When his Tom Fords slid beneath him inside Celtic’s technical area at Hampden on Saturday, Brendan Rodgers let out a laugh.
He was still smiling as he gave Kevin Clancy a cuddle even though the referee was waving a yellow card in his face. But deep down there was a very serious reason behind the 51-year-old’s semi final slip-up. It all came about because he had spotted exactly the kind of slackness and sloppiness which might see his side being crucified in the killing fields of the Champions League by another bunch of big guns from the Bundesliga.
That’s why Rodgers lashed out at a stray ball bobbling towards his designer shoes. It was an act born of sheer frustration. And it’s why Celtic’s players will take to the field against RB Leipzig on Tuesday with the same warnings ringing in their ears. Rodgers was hammering it out again as he faced the media ahead of matchday four – and explaining why he lost the rag even as his side were romping through Aberdeen and into the first domestic final of the season at the weekend.
He said: “That’s the link to me getting booked at the weekend. As I said to the players, I’m always thinking about the bigger picture. If you’re loose with your passing domestically we might not get punished. But at this level, you will do. So be clean, be precise, play with speed on the ball.”
Rodgers has been around this particular block enough times to know that carelessness comes at an eye watering cost. When his players began to malfunction in Dortmund – and to lose that precision and composure from their play – they ended up on the end of such a hiding that it came into the category of humiliation. Rodgers went on: “This is a team whose mindset is to improve and to be better. We knew we needed to be better after that game – me included.”
This is a manager with a serious aversion to being made to look as if he’s out of his depth at the elite level or any other for that matter. Which is why, on reflection, he knew he had to hand out some tactical water wings ahead of last month’s trip to face Atalanta in Bergamo.
On that night, Celtic were sharper, tighter and more diligent all over the pitch before leaving Lombardy with a precious Group Phase point as well as a reputation enhanced. And Rodgers freely admits he relishes the opportunity to pit his tactical wits against the best from across the continent.
He said: “We’re playing against a lot of teams that are superior to us and from superior leagues. That challenge in itself is absolutely great – trying to find ways in which to gain the results that can bring you to your end point. It’s an amazing competition to be involved in. Yes, you have some games where you have to take your medicine. But I’m pretty sure it’s all learning and it’s no different for yourself,” he continued while pointing to the assembled media.
“I’m pretty sure you don’t write your articles first up all the time. I’m sure you draw your line through some pieces of paper and whatever else. Well, we’re exactly the same. We learn – we hope to be better and to improve. So certainly from a manager’s perspective, it’s a really exciting level to be involved in.”

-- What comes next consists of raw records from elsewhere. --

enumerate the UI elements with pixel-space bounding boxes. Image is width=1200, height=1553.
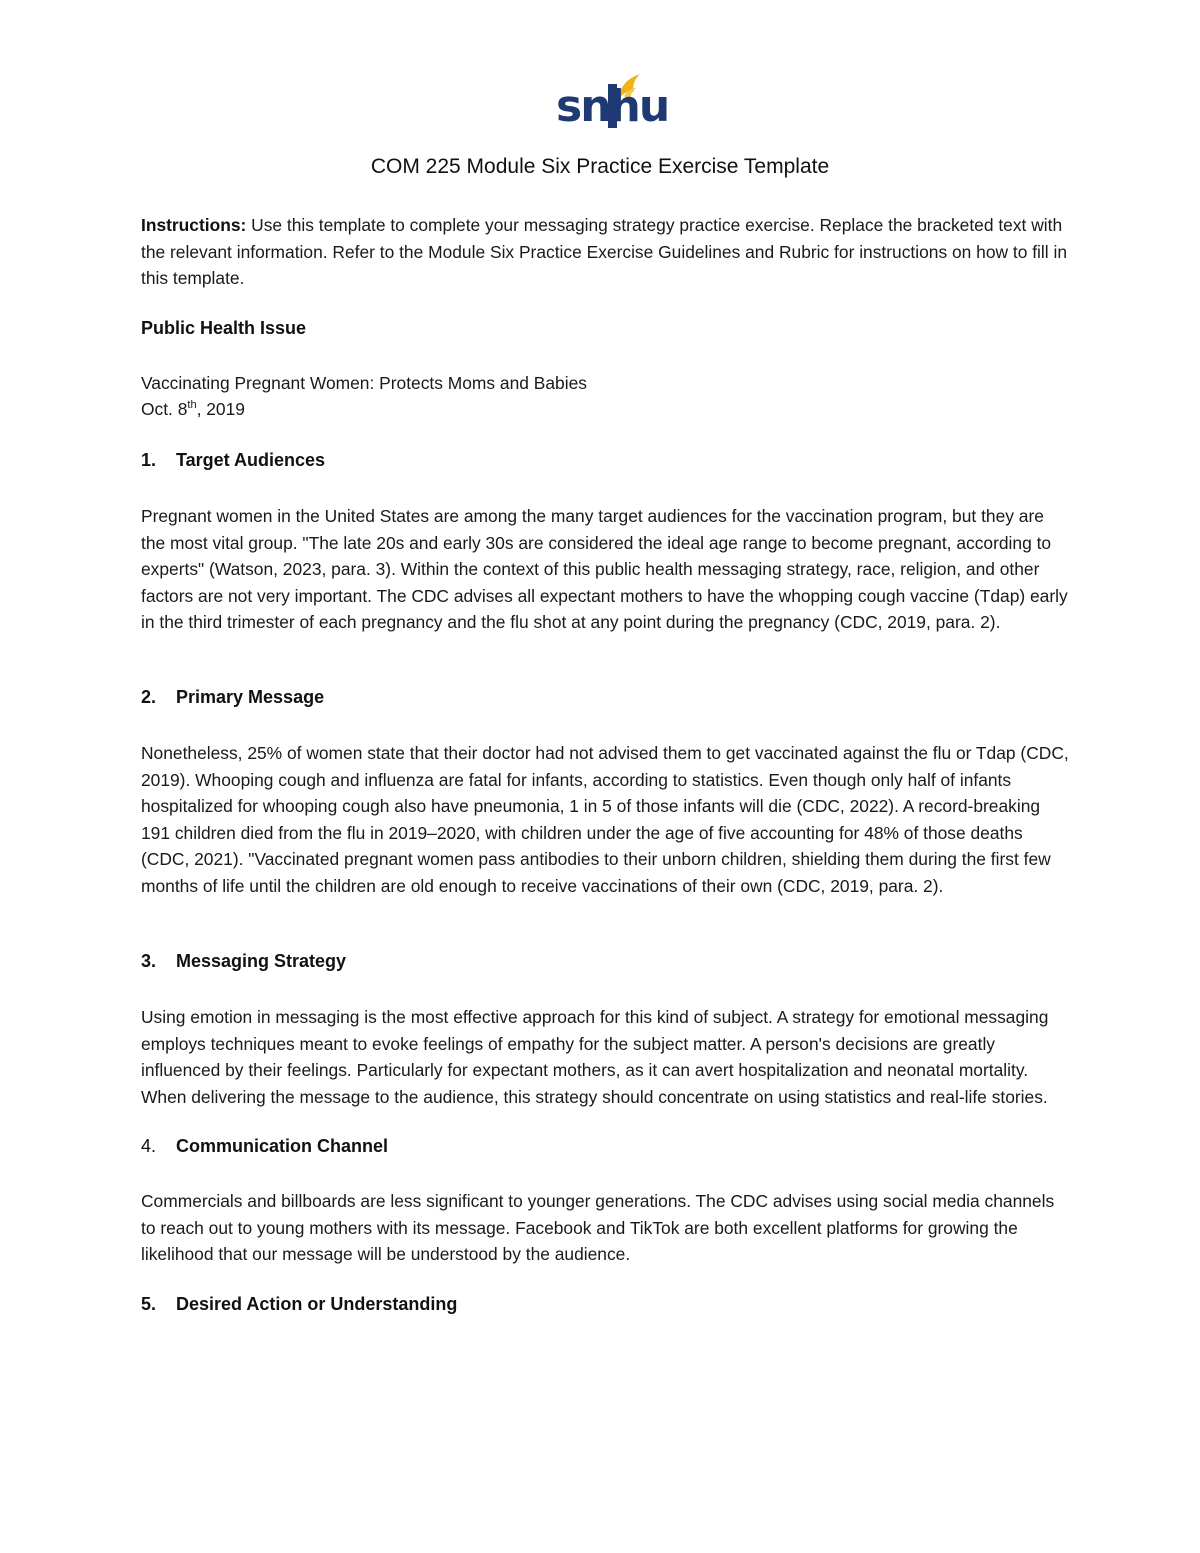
public-health-issue-heading: Public Health Issue [141,318,307,338]
section-number: 2. [141,687,157,707]
section-heading-target-audiences [141,450,325,471]
instructions-label: Instructions: [141,215,247,235]
section-text-communication-channel: Commercials and billboards are less significant to younger generations. The CDC advises using social media channels to reach out to young mothers with its message. Facebook and TikTok are both excellent platforms for growing the likelihood that our message will be understood by the audience. [141,1191,1055,1264]
section-title: Primary Message [176,687,325,707]
public-health-issue-title: Vaccinating Pregnant Women: Protects Moms and Babies [141,373,587,393]
section-number: 5. [141,1294,157,1314]
section-number: 1. [141,450,157,470]
section-heading-communication-channel [141,1136,388,1157]
section-title: Desired Action or Understanding [176,1294,458,1314]
snhu-logo [548,70,669,134]
document-title: COM 225 Module Six Practice Exercise Template [370,155,830,178]
section-number: 4. [141,1136,157,1156]
section-title: Target Audiences [176,450,326,470]
date-suffix: , 2019 [196,399,245,419]
section-title: Messaging Strategy [176,951,347,971]
section-title: Communication Channel [176,1136,389,1156]
section-heading-primary-message [141,687,324,708]
snhu-wordmark: snhu [556,81,669,132]
section-heading-desired-action [141,1294,457,1315]
section-text-primary-message: Nonetheless, 25% of women state that their doctor had not advised them to get vaccinated against the flu or Tdap (CDC, 2019). Whooping cough and influenza are fatal for infants, according to statistics. Even though only half of infants hospitalized for whooping cough also have pneumonia, 1 in 5 of those infants will die (CDC, 2022). A record-breaking 191 children died from the flu in 2019–2020, with children under the age of five accounting for 48% of those deaths (CDC, 2021). "Vaccinated pregnant women pass antibodies to their unborn children, shielding them during the first few months of life until the children are old enough to receive vaccinations of their own (CDC, 2019, para. 2). [141,743,1069,896]
section-heading-messaging-strategy [141,951,346,972]
date-prefix: Oct. 8 [141,399,188,419]
instructions-paragraph [141,212,1071,292]
section-text-messaging-strategy: Using emotion in messaging is the most effective approach for this kind of subject. A strategy for emotional messaging employs techniques meant to evoke feelings of empathy for the subject matter. A person's decisions are greatly influenced by their feelings. Particularly for expectant mothers, as it can avert hospitalization and neonatal mortality. When delivering the message to the audience, this strategy should concentrate on using statistics and real-life stories. [141,1007,1049,1107]
instructions-text: Use this template to complete your messaging strategy practice exercise. Replace the bracketed text with the relevant information. Refer to the Module Six Practice Exercise Guidelines and Rubric for instructions on how to fill in this template. [141,215,1068,288]
public-health-issue-date [141,396,1071,423]
date-superscript: th [187,399,197,412]
section-text-target-audiences: Pregnant women in the United States are among the many target audiences for the vaccination program, but they are the most vital group. "The late 20s and early 30s are considered the ideal age range to become pregnant, according to experts" (Watson, 2023, para. 3). Within the context of this public health messaging strategy, race, religion, and other factors are not very important. The CDC advises all expectant mothers to have the whopping cough vaccine (Tdap) early in the third trimester of each pregnancy and the flu shot at any point during the pregnancy (CDC, 2019, para. 2). [141,506,1068,632]
section-number: 3. [141,951,157,971]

The lessons learned are likely to be invaluable again tonight when Leipzig come to town after getting their own domestic campaign off to a flyer. Marco Rose’s side currently sit in second spot behind Bayern Munich having amassed 20 Bundesliga points from their opening nine games.
And Rodgers was keen yesterday to stress just how dangerous they are likely to be – as they look to get their first Champions League points on the board following defeats to Atletico Madrid, Juventus and Liverpool. He said: “Against Atalanta our players showed what they could do against a really, really top attacking team. So, we’ll need to do that again tomorrow.
“There’s going to be times where we’re going to be able to press again and be really aggressive on it. There’s going to be moments where we have to be controlled in that and then look to play and cause them a problem when we have the ball.
“You have to have that resilience because the top teams will push you back. You can go with the idea – whatever idea it is you want – but you know at moments in games you’re going to have to defend and you have to have that organisation and have that resilience to be able to do that.
“So, I think that what Atalanta proved to the players at the very highest level, we can do that, but it really takes a big concentration. It takes a big commitment and it takes a togetherness in order to do that because the team together, how they moved, how they were all synchronised in their actions and moving up the pitch and being tight and filling in spaces, they were very, very good.
“So, it will be the same tomorrow, but you need moments of that and then that earns you the right to then play. It’s clearly going to be a difficult challenge but we know what we can do here. We know we can score goals. We know we can create goals. And we want to make it as difficult as we possibly can for them.”
And, of course, it’ll rage from end to end as it usually does on nights like these against the backdrop of a packed out, breathless Celtic Park. After back-to-back home wins in this competition against Feyenoord and Slovan Bratislava,spanning two separate campaigns, it is the manager’s intention to turn the old place back into a European fortress.
He went on: “It’s just time. I think what is important is to have a good mood. I think the mood is great at the moment. That’s why I give gratitude to the supporters after the Dortmund game because when we walked over at the end, which was on the back end of a tough evening, they stayed with the team. They were with the team. They’d seen what we’d been doing up until that point.
“We hope to prove that that was just a night where we just weren’t at our best and we got heavily punished for it. But we’ve shown that we can learn. Then, like you say, getting results and getting results here can build that mindset again. Let’s see if we can keep this mood going and keep that feeling going.”